While comparing dead parent stories, a buddy of mine shared the following story. His wife’s family had the same problem when his aunt-in-law died. None of the customer service reps knew how to close the account of someone who was deceased. His wife and cousins were getting too enraged by the frustration of escalating the issue to supervisors who were too stupid to fix it, so my buddy was the one who got on the phone because he was the only one who was still calm enough not to smash the phone.

At one point after being told yet again, “Only the account holder can close the account”, he answered, “Oh, just one moment then…” waited a minute and then spoke in a silly falsetto: “Hallooooooo, thiiiis is the ghoooooost of dear, dead Auuuuuuntie…” While his wife’s family thought it was hilarious, it still didn’t get them anywhere.

What did work was telling them that the ghost of dear dead Auntie sent him a message via ouija board. She was refusing to pay any more bills, so they might want to suspend her service and expedite the collections process. From there he got contact information for the collections department, talked to some idiot who escalated his call to a supervisor, and then he was able to get instructions for how to close out a decedent’s account.

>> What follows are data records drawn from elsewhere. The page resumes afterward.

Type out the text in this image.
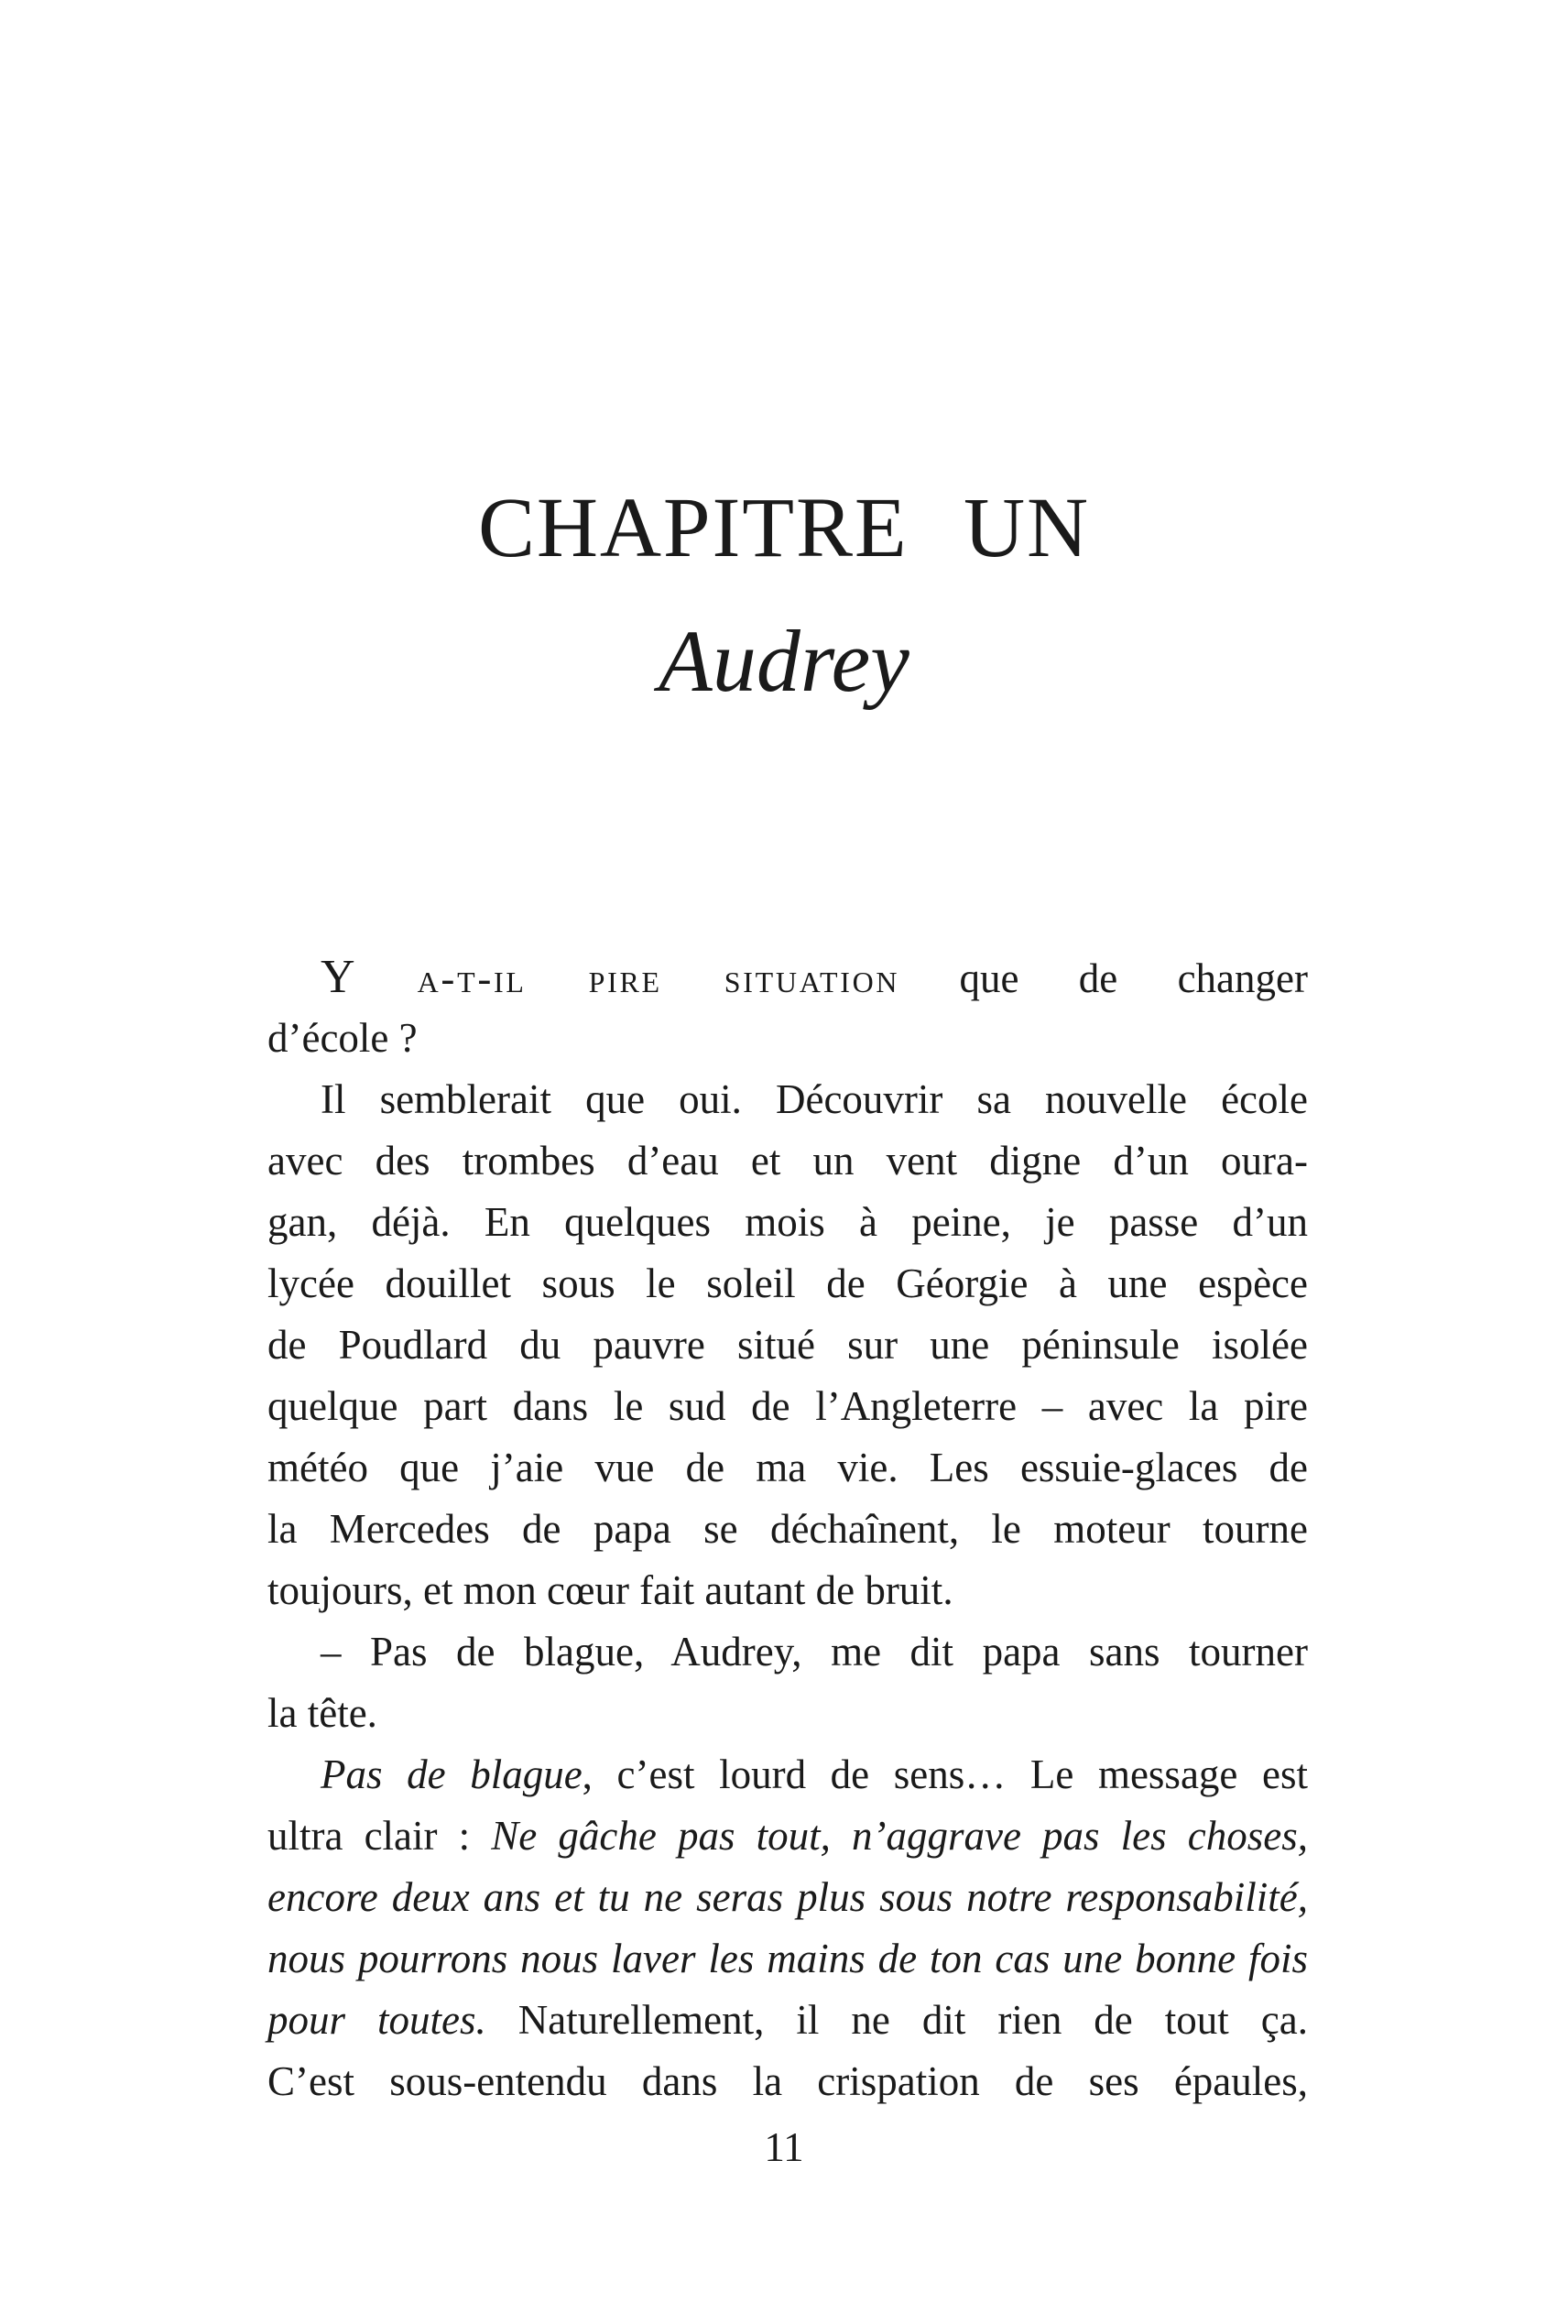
CHAPITRE UN
Audrey
Y a-t-il pire situation que de changer
d’école ?
Il semblerait que oui. Découvrir sa nouvelle école
avec des trombes d’eau et un vent digne d’un oura-
gan, déjà. En quelques mois à peine, je passe d’un
lycée douillet sous le soleil de Géorgie à une espèce
de Poudlard du pauvre situé sur une péninsule isolée
quelque part dans le sud de l’Angleterre – avec la pire
météo que j’aie vue de ma vie. Les essuie-glaces de
la Mercedes de papa se déchaînent, le moteur tourne
toujours, et mon cœur fait autant de bruit.
– Pas de blague, Audrey, me dit papa sans tourner
la tête.
Pas de blague, c’est lourd de sens… Le message est
ultra clair : Ne gâche pas tout, n’aggrave pas les choses,
encore deux ans et tu ne seras plus sous notre responsabilité,
nous pourrons nous laver les mains de ton cas une bonne fois
pour toutes. Naturellement, il ne dit rien de tout ça.
C’est sous-entendu dans la crispation de ses épaules,
11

As for Grandma’ getting stuff addressed to Grandpas: well into the 1970s, some credit card companies still required a married woman’s account to be in her husband’s name. Sometimes they were nice enough to put it as Mrs. John Smith. My grandma got mail for “John Smith” because that name was still on active accounts that were hers.

A couple of years ago, a collection agency called my mother, looking for my father. He’s been dead since 1971.

My mother gave them the address and phone number of the cemetery where he is buried and told them to contact him there.

So?

Get on the phone, & tell them to** stop it**.

I’m alive, & I got them to stop sending me checks that way.

My grandfather died in 1998 and still gets his monthly Union newsletter.

When my father died in 2005 I wrote to his various online accounts to let them know I was closing them due to his death. (He had given me his password so it was a simple matter to unsubscribe.) One company actually read the note I sent and wrote me a reply, which included my favorite quote ever, “We realize that you are grieving but do remember that time heals all wombs.”

How can you not get a giggle out of that?

whiterabbit: “He’s been dead for years!”

Zombie Ed McMahon: " I…know…come…to…ussssss"

YOU ARE BRAAAAINS, SIR!

HOH! HOH! HOH! HOH!

(I think I just creeped myself out.)

Same blessed thing when my mom tried to close my dad’s cellphone account after he died in 2003. Nobody at the company seemed to be able to grasp the concept that human beings die, following which they no longer require cell phone service, but become unavailable to cancel the service themselves. She went around in circles for a while before finding someone with two brain cells to rub together.